Our Rise movement was inaugurated in 2011 but it actually began to incubate as far back as in 2007, even before the Occupy Wall Street movement. We were fortunate that a gentleman named Scott Guttsen, who runs an ad agency in New York and was doing an assignment for us at that time, alerted and sort of showed a mirror to us that our existing culture and our company held out the promise of our being at the vanguard of a movement that really united capitalism with purpose.

Rise is today the common philosophy that unites everyone at Mahindra Group. It mandates us to challenge conventional thinking and innovatively use all our resources to drive positive change in the lives of our stakeholders and the communities in which we work to enable them to rise. That is our unique version of purpose-driven capitalism and we take comfort in the fact that shaping of this purpose came well before purpose itself became mainstream.

People + Planet = Profit

We coined the equation as a way to respond to what we saw as a challenge to the whole movement of purpose-driven capital.

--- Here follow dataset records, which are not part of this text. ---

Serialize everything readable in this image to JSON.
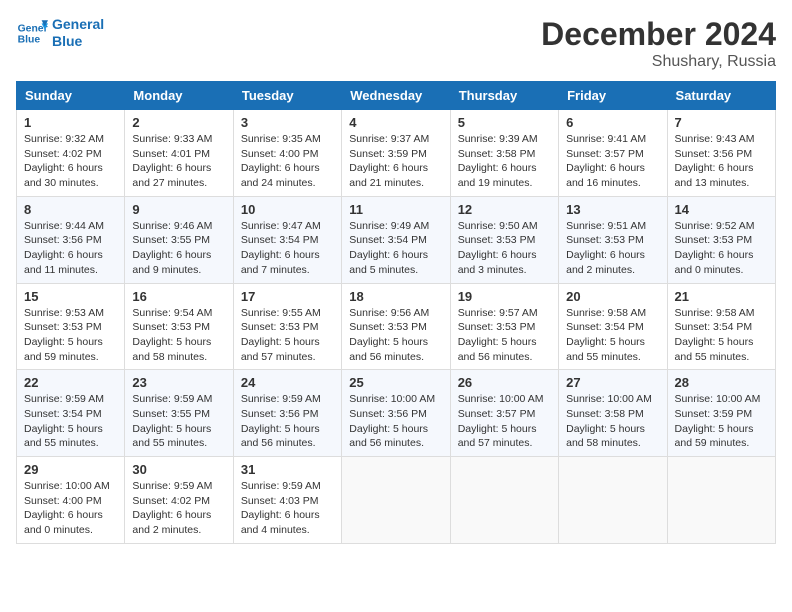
{
  "logo": {
    "line1": "General",
    "line2": "Blue"
  },
  "title": "December 2024",
  "location": "Shushary, Russia",
  "days_of_week": [
    "Sunday",
    "Monday",
    "Tuesday",
    "Wednesday",
    "Thursday",
    "Friday",
    "Saturday"
  ],
  "weeks": [
    [
      {
        "day": "1",
        "sunrise": "9:32 AM",
        "sunset": "4:02 PM",
        "daylight": "6 hours and 30 minutes."
      },
      {
        "day": "2",
        "sunrise": "9:33 AM",
        "sunset": "4:01 PM",
        "daylight": "6 hours and 27 minutes."
      },
      {
        "day": "3",
        "sunrise": "9:35 AM",
        "sunset": "4:00 PM",
        "daylight": "6 hours and 24 minutes."
      },
      {
        "day": "4",
        "sunrise": "9:37 AM",
        "sunset": "3:59 PM",
        "daylight": "6 hours and 21 minutes."
      },
      {
        "day": "5",
        "sunrise": "9:39 AM",
        "sunset": "3:58 PM",
        "daylight": "6 hours and 19 minutes."
      },
      {
        "day": "6",
        "sunrise": "9:41 AM",
        "sunset": "3:57 PM",
        "daylight": "6 hours and 16 minutes."
      },
      {
        "day": "7",
        "sunrise": "9:43 AM",
        "sunset": "3:56 PM",
        "daylight": "6 hours and 13 minutes."
      }
    ],
    [
      {
        "day": "8",
        "sunrise": "9:44 AM",
        "sunset": "3:56 PM",
        "daylight": "6 hours and 11 minutes."
      },
      {
        "day": "9",
        "sunrise": "9:46 AM",
        "sunset": "3:55 PM",
        "daylight": "6 hours and 9 minutes."
      },
      {
        "day": "10",
        "sunrise": "9:47 AM",
        "sunset": "3:54 PM",
        "daylight": "6 hours and 7 minutes."
      },
      {
        "day": "11",
        "sunrise": "9:49 AM",
        "sunset": "3:54 PM",
        "daylight": "6 hours and 5 minutes."
      },
      {
        "day": "12",
        "sunrise": "9:50 AM",
        "sunset": "3:53 PM",
        "daylight": "6 hours and 3 minutes."
      },
      {
        "day": "13",
        "sunrise": "9:51 AM",
        "sunset": "3:53 PM",
        "daylight": "6 hours and 2 minutes."
      },
      {
        "day": "14",
        "sunrise": "9:52 AM",
        "sunset": "3:53 PM",
        "daylight": "6 hours and 0 minutes."
      }
    ],
    [
      {
        "day": "15",
        "sunrise": "9:53 AM",
        "sunset": "3:53 PM",
        "daylight": "5 hours and 59 minutes."
      },
      {
        "day": "16",
        "sunrise": "9:54 AM",
        "sunset": "3:53 PM",
        "daylight": "5 hours and 58 minutes."
      },
      {
        "day": "17",
        "sunrise": "9:55 AM",
        "sunset": "3:53 PM",
        "daylight": "5 hours and 57 minutes."
      },
      {
        "day": "18",
        "sunrise": "9:56 AM",
        "sunset": "3:53 PM",
        "daylight": "5 hours and 56 minutes."
      },
      {
        "day": "19",
        "sunrise": "9:57 AM",
        "sunset": "3:53 PM",
        "daylight": "5 hours and 56 minutes."
      },
      {
        "day": "20",
        "sunrise": "9:58 AM",
        "sunset": "3:54 PM",
        "daylight": "5 hours and 55 minutes."
      },
      {
        "day": "21",
        "sunrise": "9:58 AM",
        "sunset": "3:54 PM",
        "daylight": "5 hours and 55 minutes."
      }
    ],
    [
      {
        "day": "22",
        "sunrise": "9:59 AM",
        "sunset": "3:54 PM",
        "daylight": "5 hours and 55 minutes."
      },
      {
        "day": "23",
        "sunrise": "9:59 AM",
        "sunset": "3:55 PM",
        "daylight": "5 hours and 55 minutes."
      },
      {
        "day": "24",
        "sunrise": "9:59 AM",
        "sunset": "3:56 PM",
        "daylight": "5 hours and 56 minutes."
      },
      {
        "day": "25",
        "sunrise": "10:00 AM",
        "sunset": "3:56 PM",
        "daylight": "5 hours and 56 minutes."
      },
      {
        "day": "26",
        "sunrise": "10:00 AM",
        "sunset": "3:57 PM",
        "daylight": "5 hours and 57 minutes."
      },
      {
        "day": "27",
        "sunrise": "10:00 AM",
        "sunset": "3:58 PM",
        "daylight": "5 hours and 58 minutes."
      },
      {
        "day": "28",
        "sunrise": "10:00 AM",
        "sunset": "3:59 PM",
        "daylight": "5 hours and 59 minutes."
      }
    ],
    [
      {
        "day": "29",
        "sunrise": "10:00 AM",
        "sunset": "4:00 PM",
        "daylight": "6 hours and 0 minutes."
      },
      {
        "day": "30",
        "sunrise": "9:59 AM",
        "sunset": "4:02 PM",
        "daylight": "6 hours and 2 minutes."
      },
      {
        "day": "31",
        "sunrise": "9:59 AM",
        "sunset": "4:03 PM",
        "daylight": "6 hours and 4 minutes."
      },
      null,
      null,
      null,
      null
    ]
  ],
  "labels": {
    "sunrise": "Sunrise:",
    "sunset": "Sunset:",
    "daylight": "Daylight:"
  }
}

The entire effort of doing well by society is something that people believed comes post the profit line and is some kind of tax on profit. Companies were seeing it as a box that must be ticked much as companies today create CSR campaigns as a mode of compliance.

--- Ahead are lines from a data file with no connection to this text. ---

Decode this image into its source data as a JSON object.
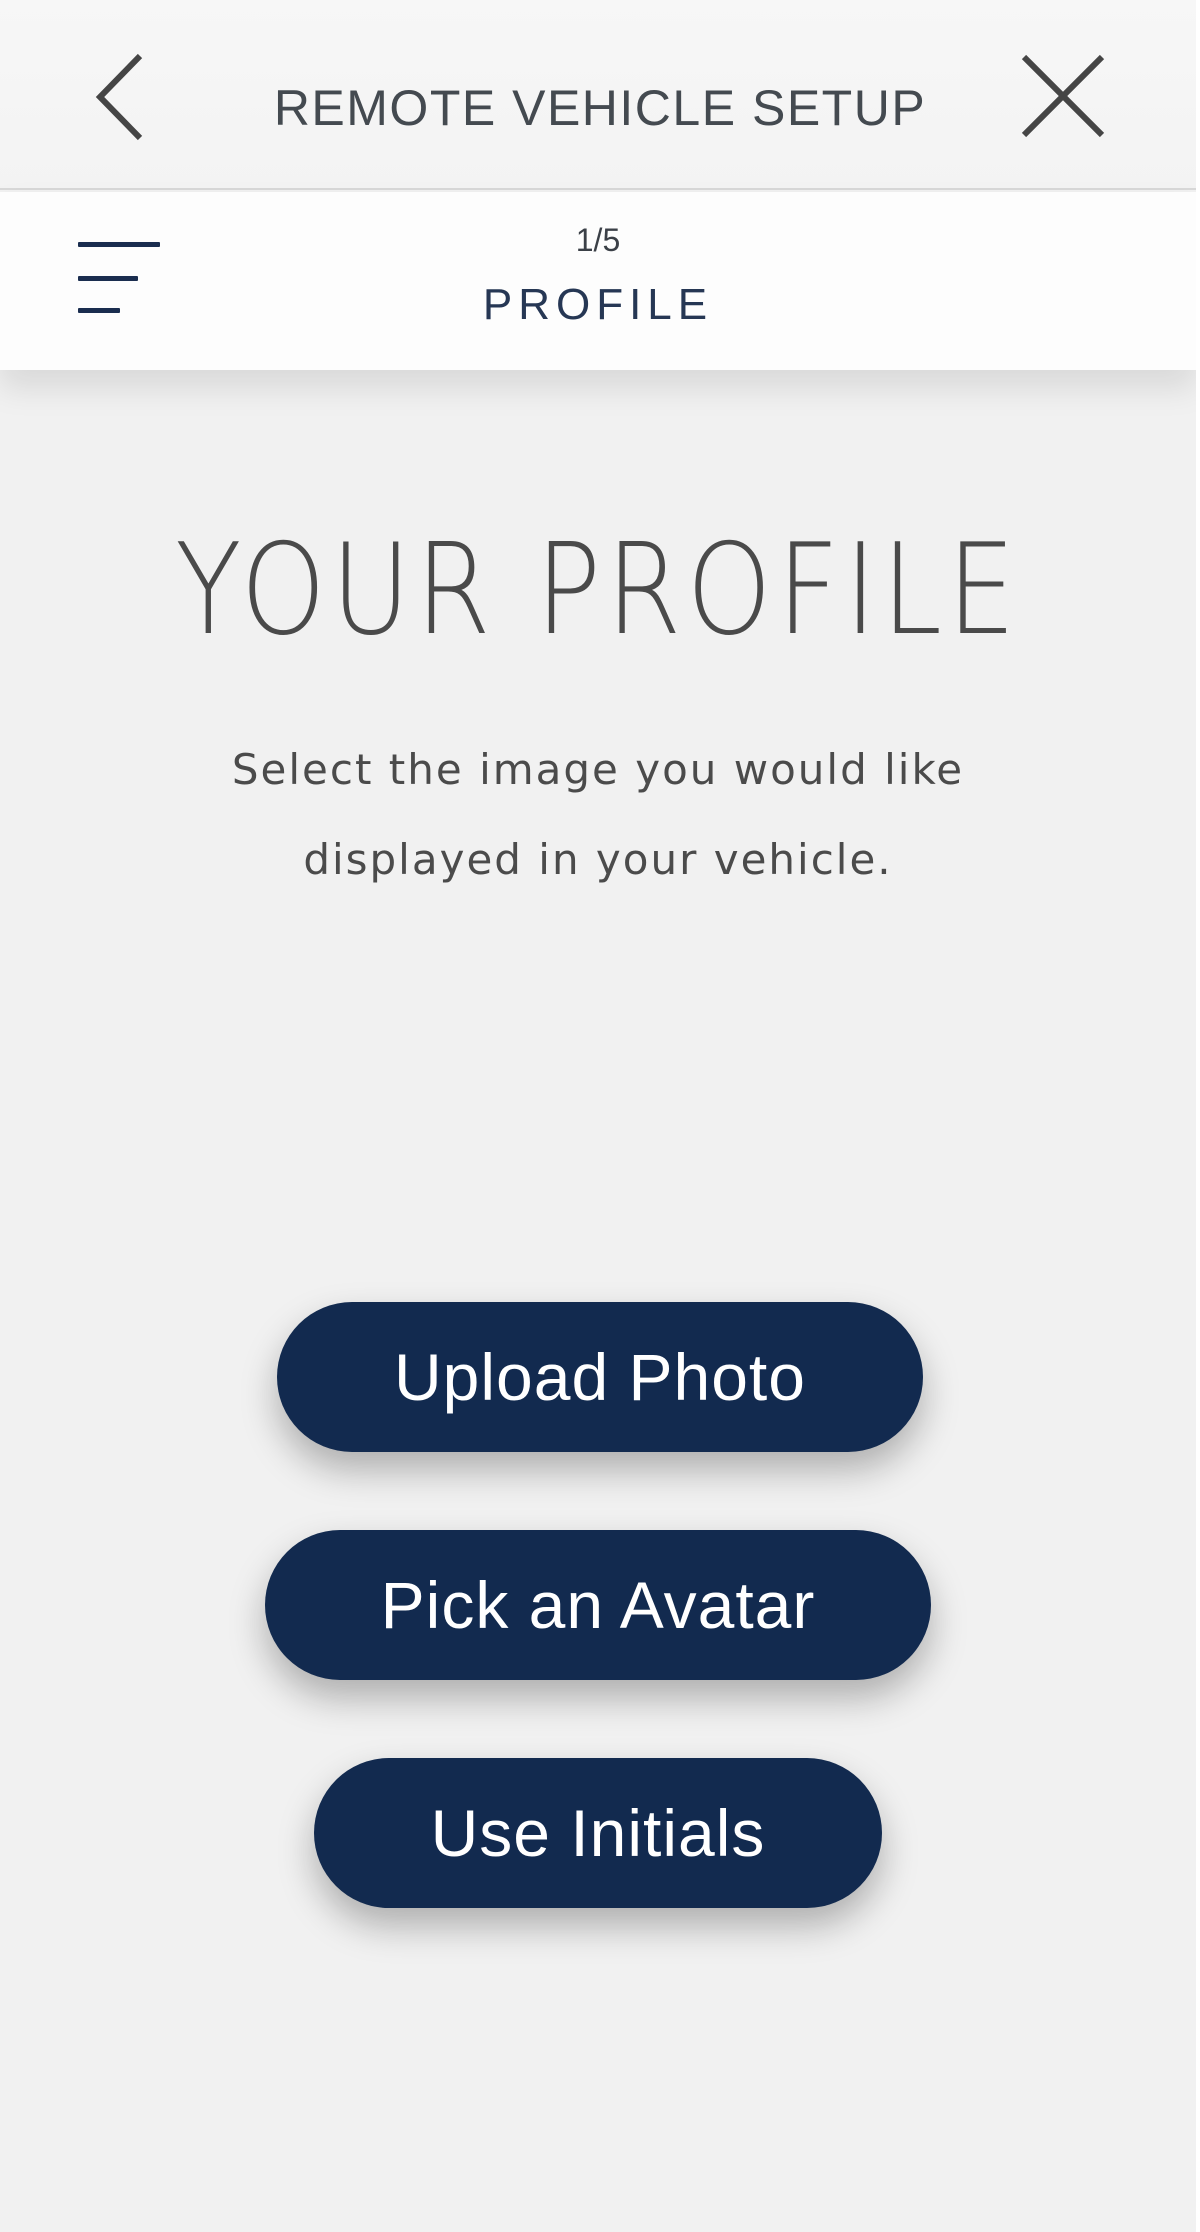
{
  "header": {
    "title": "REMOTE VEHICLE SETUP",
    "back_icon": "chevron-left-icon",
    "close_icon": "close-icon"
  },
  "stepper": {
    "menu_icon": "menu-icon",
    "step_counter": "1/5",
    "step_title": "PROFILE"
  },
  "content": {
    "heading": "YOUR PROFILE",
    "instruction_line1": "Select the image you would like",
    "instruction_line2": "displayed in your vehicle."
  },
  "actions": {
    "upload_photo": "Upload Photo",
    "pick_avatar": "Pick an Avatar",
    "use_initials": "Use Initials"
  },
  "colors": {
    "primary_button": "#122a4f",
    "background": "#f1f1f1",
    "header_text": "#444a50",
    "accent_navy": "#1a2d4f"
  }
}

I am skeptical about any intrinsic change in cultural behaviour if the mindset doesn't change. I have a practical approach to solving this problem. Purpose will truly come first when it is aligned to Adam Smith's assumption that people act out of enlightened self-interest. Purpose-led capitalism where enlightened self-interest aligns with community interest is the future of business. You will get genuine and enduring change only when companies recognise that businesses which address ESG (environment, social and governance) needs are actually the biggest and the most lucrative opportunities for profit over the coming next decade. Battling climate change, for example, is a USD26 trillion opportunity, or, products and services for people or communities living at the bottom of the pyramid which are going to see the highest consumption growth in the coming years. So doing business in a manner that makes people's lives better is about doing well, and doing good at the same time.

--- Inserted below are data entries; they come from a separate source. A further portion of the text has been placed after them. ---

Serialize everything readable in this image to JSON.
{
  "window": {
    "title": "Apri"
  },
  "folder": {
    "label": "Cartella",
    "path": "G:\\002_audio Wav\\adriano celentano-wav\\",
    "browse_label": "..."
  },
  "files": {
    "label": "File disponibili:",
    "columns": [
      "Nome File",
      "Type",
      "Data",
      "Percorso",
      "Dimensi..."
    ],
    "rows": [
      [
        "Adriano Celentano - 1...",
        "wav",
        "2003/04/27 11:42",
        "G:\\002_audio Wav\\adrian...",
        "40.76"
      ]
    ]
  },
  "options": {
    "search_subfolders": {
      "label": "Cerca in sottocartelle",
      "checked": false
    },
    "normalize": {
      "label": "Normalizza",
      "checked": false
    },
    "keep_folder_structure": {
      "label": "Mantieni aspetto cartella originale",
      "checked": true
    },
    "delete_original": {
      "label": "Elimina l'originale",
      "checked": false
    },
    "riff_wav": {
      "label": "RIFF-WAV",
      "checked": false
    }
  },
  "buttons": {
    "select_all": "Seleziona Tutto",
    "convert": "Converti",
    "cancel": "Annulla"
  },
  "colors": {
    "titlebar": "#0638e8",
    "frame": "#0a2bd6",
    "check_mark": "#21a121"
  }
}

Communities and future consumers, who are essentially millennials and Gen Z's, are beginning to demand that companies rearrange their priorities towards achieving the Sustainable Development Goals. Communities and consumers would act as brakes on the excesses of shareholder-led capitalism by increasingly dictating the direction that businesses adopt. Interconnectedness of people with each other and the planet is non-negotiable and hence the equation people plus planet equals profit. Business leaders who fail to accept the new realities will be abandoned by consumers and society.

The WEFORUM discussion

Benefits of adopting ESG metrics
I am an investor, a businessman and a member of the society as well - all rolled into one. As an investor I am well aware that the secret to successful investing is to ride the tide which is clearly running in favour of investments and enterprises which see themselves as part of a larger social picture. The Covid pandemic has shown us that welfare of society and business is actually linked to the welfare of its weakest member. Investors tend to look at proposals that will have a wider perspective and that will influence my decision as an investor.

As a businessman, I look at two factors: how do I grow my business sustainably and how do I meet the needs and aspirations of my consumers? India has 1.3 billion people and the middle and lower segments of the pyramid are a potential powerhouse of consumption.It is in my self-interest as a businessman to build businesses to improve the economic prospects of as many people as possible.

Millennials and Gen Zs, who are going to be the consumers of tomorrow. There is very strong evidence to indicate they are going to put their money and their custom behind these expectations. Being a 'good' business is going to be good for business. Communities are also playing a similar role. They are increasingly becoming vocal about which businesses they will welcome.

We are members of society and it is our responsibility to leave a living and working planet, and not some kind of a dystopian nightmare for them. The ESG metrics convert intent into action. The ESG are metrics important markers. They indicate our progress to leaving our planet a better place than we found it.